Yes Bank on Friday said it expects the third quarter of the current financial year to remain subdued for companies but sees improvement in revenue in the March quarter on the back of government measures.
The muted demand environment amid economic slowdown weighed on corporate earnings during the second quarter of 2019-20 with an aggregate revenue recording a contraction of 3.5 per cent year-on-year compared to an expansion of 3 per cent in the preceding quarter of the financial year, Yes Bank said in a note on 'Corporate Earnings and Sectoral Outlook: Q2 FY20'.
"Going forward, we expect Q3 FY20 to remain subdued, however topline growth in Q4 (fourth quarter) FY20 could see some relative improvement as the economy is likely to gradually respond to measures rolled out by the government along with improved monetary policy transmission," the bank said.
The private sector lender said the benign commodity prices led companies to rein in expenses while helping them to protect their operating margins.
On the net profit front, transition to a new corporate tax regime shored up profit after tax (PAT) margins for majority of the companies under coverage, it added.
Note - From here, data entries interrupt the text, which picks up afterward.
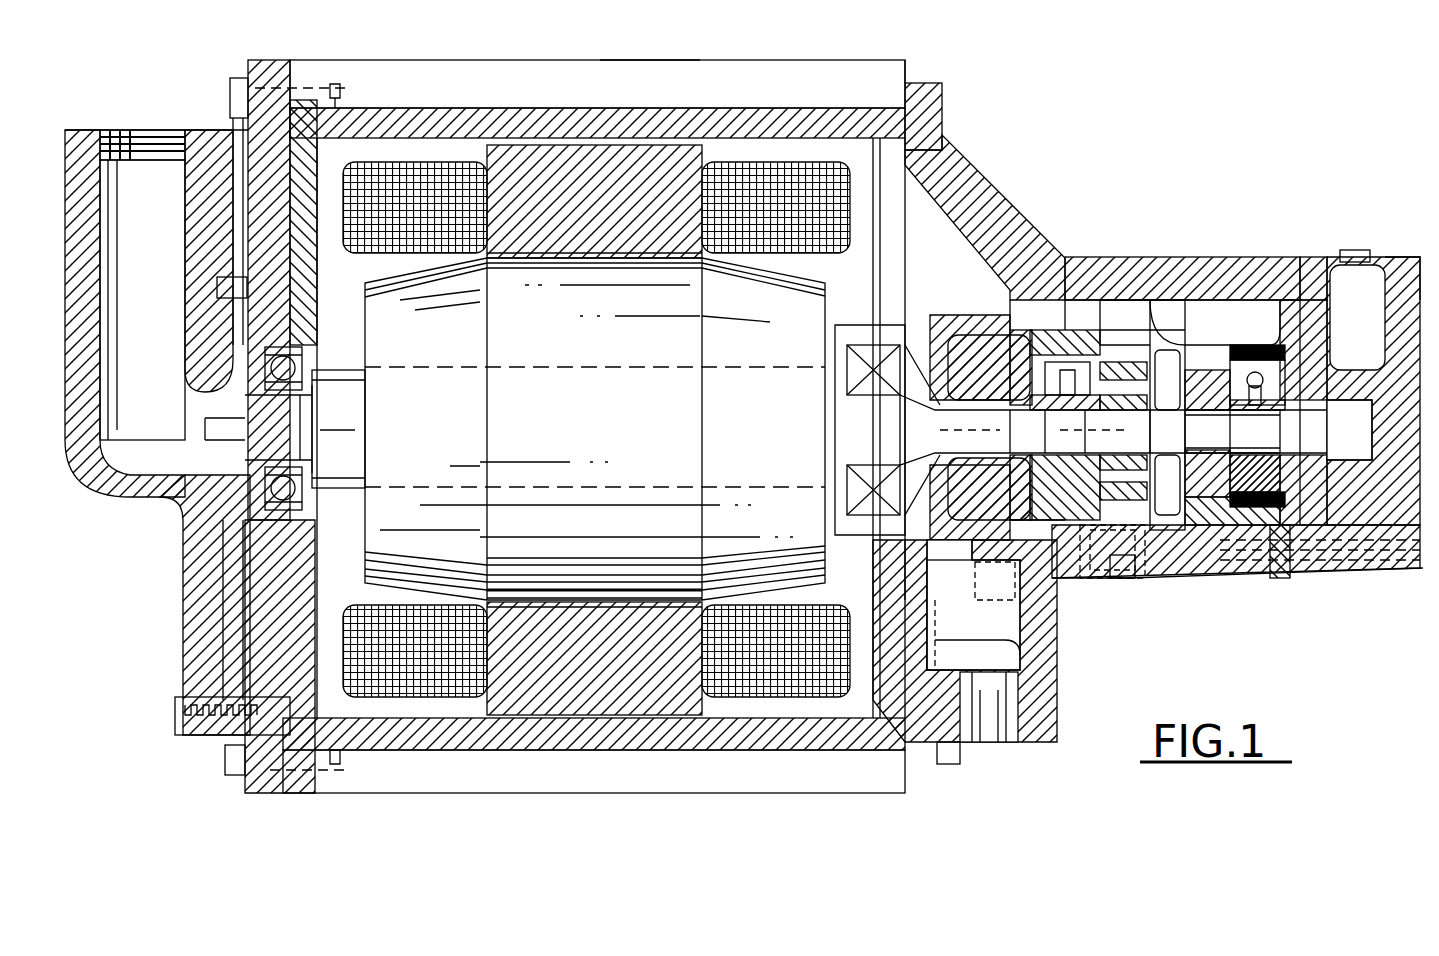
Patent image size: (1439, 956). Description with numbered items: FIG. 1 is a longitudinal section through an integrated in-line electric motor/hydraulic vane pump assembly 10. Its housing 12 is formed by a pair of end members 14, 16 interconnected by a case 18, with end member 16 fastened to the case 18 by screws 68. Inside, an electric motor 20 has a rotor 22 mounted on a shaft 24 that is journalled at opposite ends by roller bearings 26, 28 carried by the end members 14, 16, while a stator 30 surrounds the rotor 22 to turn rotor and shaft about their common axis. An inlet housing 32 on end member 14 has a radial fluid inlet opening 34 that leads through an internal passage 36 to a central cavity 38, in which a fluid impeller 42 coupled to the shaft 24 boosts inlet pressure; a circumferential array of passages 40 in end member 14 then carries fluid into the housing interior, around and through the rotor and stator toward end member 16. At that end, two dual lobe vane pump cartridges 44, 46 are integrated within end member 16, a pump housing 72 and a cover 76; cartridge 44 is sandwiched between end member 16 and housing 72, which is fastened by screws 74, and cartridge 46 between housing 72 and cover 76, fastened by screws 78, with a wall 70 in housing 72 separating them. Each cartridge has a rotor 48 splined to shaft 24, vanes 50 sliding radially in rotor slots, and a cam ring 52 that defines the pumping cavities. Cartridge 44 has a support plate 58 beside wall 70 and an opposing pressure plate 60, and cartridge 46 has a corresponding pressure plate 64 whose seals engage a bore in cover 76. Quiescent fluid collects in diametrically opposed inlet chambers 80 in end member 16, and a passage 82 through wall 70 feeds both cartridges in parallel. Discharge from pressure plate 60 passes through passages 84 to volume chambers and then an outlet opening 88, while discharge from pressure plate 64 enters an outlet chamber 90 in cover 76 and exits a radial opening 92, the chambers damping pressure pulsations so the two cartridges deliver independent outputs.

The integrated in-line electric motor/hydraulic vane pump assembly 10 is at (1043, 27).
The housing 12 is at (671, 21).
The end member 14 is at (285, 64).
The end member 16 is at (946, 84).
The case 18 is at (775, 108).
The electric motor 20 is at (540, 145).
The rotor 22 is at (642, 410).
The shaft 24 is at (357, 447).
The roller bearing 26 is at (290, 352).
The roller bearing 28 is at (855, 365).
The stator 30 is at (632, 150).
The inlet housing 32 is at (185, 497).
The fluid inlet opening 34 is at (140, 135).
The internal passage 36 is at (172, 336).
The central cavity 38 is at (210, 455).
The passages 40 is at (265, 210).
The fluid impeller 42 is at (235, 520).
The vane pump cartridge 44 is at (1145, 305).
The vane pump cartridge 46 is at (1272, 312).
The rotor 48 is at (1088, 600).
The vanes 50 is at (1292, 322).
The cam ring 52 is at (1097, 318).
The support plate 58 is at (1210, 305).
The pressure plate 60 is at (1012, 330).
The pressure plate 64 is at (1335, 578).
The screws 68 is at (945, 765).
The wall 70 is at (1165, 530).
The housing 72 is at (1253, 323).
The screws 74 is at (1145, 580).
The cover 76 is at (1395, 318).
The screws 78 is at (1422, 570).
The inlet chamber 80 is at (940, 235).
The passage 82 is at (1165, 315).
The passages 84 is at (965, 345).
The outlet opening 88 is at (1012, 745).
The outlet chamber 90 is at (1396, 258).
The radial opening 92 is at (1368, 257).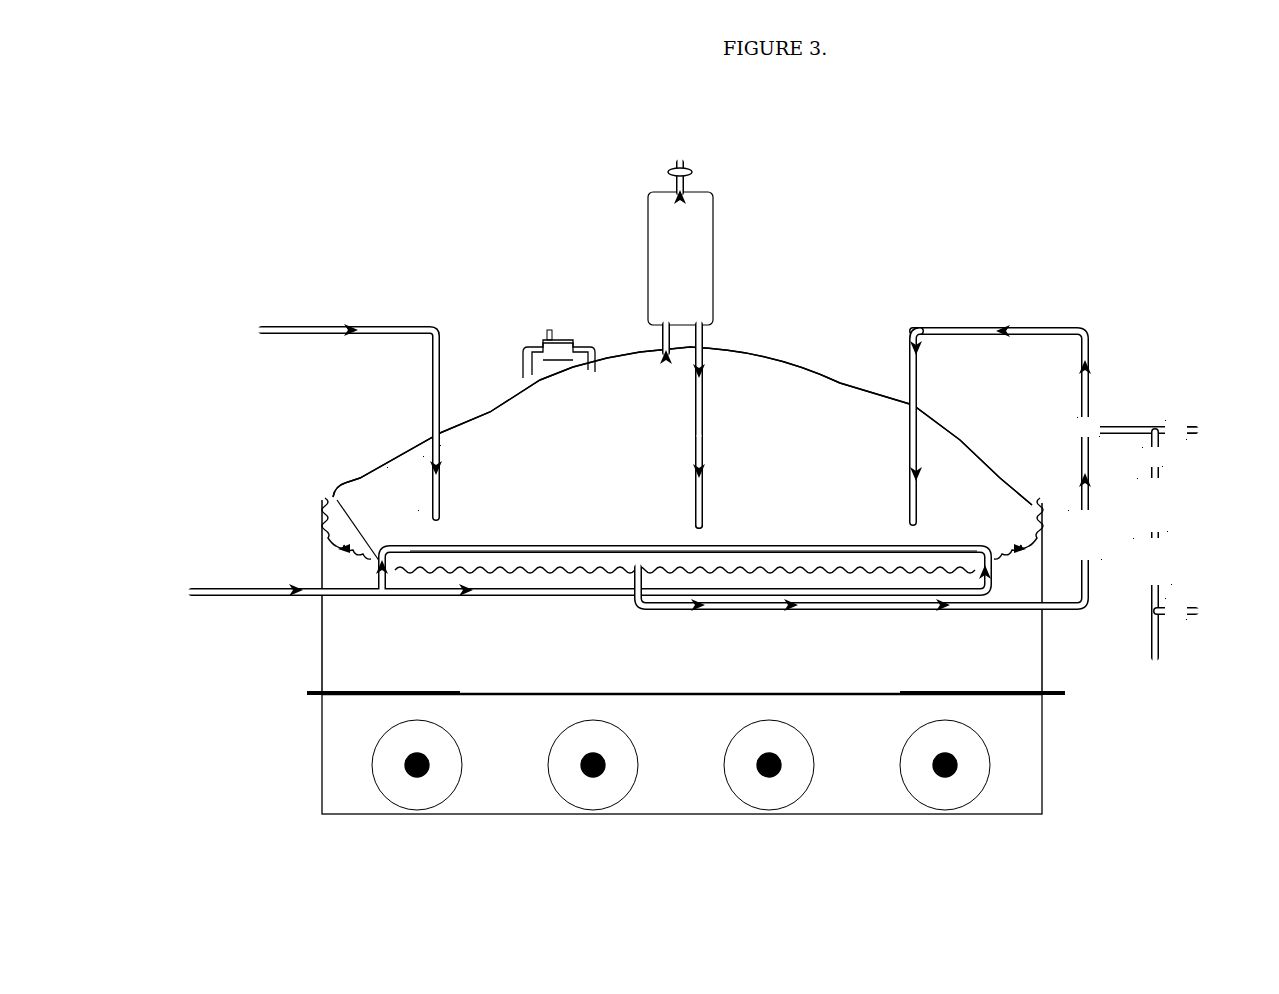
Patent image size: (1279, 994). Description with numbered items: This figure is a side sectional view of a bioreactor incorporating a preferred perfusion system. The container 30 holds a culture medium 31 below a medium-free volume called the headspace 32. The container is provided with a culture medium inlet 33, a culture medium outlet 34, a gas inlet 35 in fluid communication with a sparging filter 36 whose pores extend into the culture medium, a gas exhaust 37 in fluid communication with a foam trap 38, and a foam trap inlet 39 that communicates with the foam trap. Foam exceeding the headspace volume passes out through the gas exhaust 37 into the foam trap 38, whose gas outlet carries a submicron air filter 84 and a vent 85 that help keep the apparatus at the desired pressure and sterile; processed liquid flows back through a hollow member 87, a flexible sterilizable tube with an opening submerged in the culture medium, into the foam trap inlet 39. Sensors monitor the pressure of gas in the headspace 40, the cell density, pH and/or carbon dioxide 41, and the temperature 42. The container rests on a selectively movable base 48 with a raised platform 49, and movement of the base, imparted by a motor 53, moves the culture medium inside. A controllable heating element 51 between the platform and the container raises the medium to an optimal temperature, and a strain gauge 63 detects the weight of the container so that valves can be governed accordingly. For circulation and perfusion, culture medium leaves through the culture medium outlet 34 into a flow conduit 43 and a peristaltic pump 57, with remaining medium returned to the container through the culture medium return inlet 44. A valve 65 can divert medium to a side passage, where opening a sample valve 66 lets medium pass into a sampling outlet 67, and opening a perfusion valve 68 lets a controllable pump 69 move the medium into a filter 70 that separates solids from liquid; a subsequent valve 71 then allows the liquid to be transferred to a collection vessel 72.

The container 30 is at (510, 393).
The culture medium 31 is at (423, 457).
The headspace 32 is at (825, 403).
The culture medium inlet 33 is at (432, 433).
The culture medium outlet 34 is at (617, 570).
The gas inlet 35 is at (275, 590).
The sparging filter 36 is at (862, 547).
The gas exhaust 37 is at (662, 352).
The foam trap 38 is at (714, 247).
The foam trap inlet 39 is at (700, 348).
The headspace gas pressure sensor 40 is at (565, 345).
The cell density, pH and/or carbon dioxide sensor 41 is at (362, 538).
The temperature sensor 42 is at (387, 470).
The flow conduit 43 is at (980, 607).
The culture medium return inlet 44 is at (920, 423).
The selectively movable base 48 is at (343, 768).
The raised platform 49 is at (497, 668).
The controllable heating element 51 is at (1028, 507).
The motor 53 is at (990, 765).
The pump 57 is at (1093, 521).
The strain gauge 63 is at (333, 692).
The valve 65 is at (1090, 427).
The sample valve 66 is at (1177, 427).
The sampling outlet 67 is at (1197, 430).
The perfusion valve 68 is at (1163, 457).
The controllable pump 69 is at (1160, 507).
The filter 70 is at (1160, 566).
The valve 71 is at (1178, 615).
The collection vessel 72 is at (1155, 652).
The submicron air filter 84 is at (684, 183).
The vent 85 is at (672, 170).
The hollow member 87 is at (702, 443).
Management commentaries across sectors remained mixed with fast-moving consumer goods and automobile companies turning less sanguine about a recovery in H2 FY20 while infrastructure companies remained cautiously optimistic on account of government thrust on infrastructure and positive monsoon outturn driving rural demand for affordable housing, it said.
On the macroeconomic front, India's GDP growth dropped to a 26-quarter low of 4.5 per cent year-on-year in second quarter of 2019-20 from 5 per cent in first quarter of 2019-20, it added.
"With this anticipated downbeat print in Q2 and early signals from some high-frequency data released for the month of October, we have downgraded our FY20 GDP growth estimate to 5.2 per cent from 6 per cent earlier and vis--vis 6.8 per cent a year ago," Yes Bank said.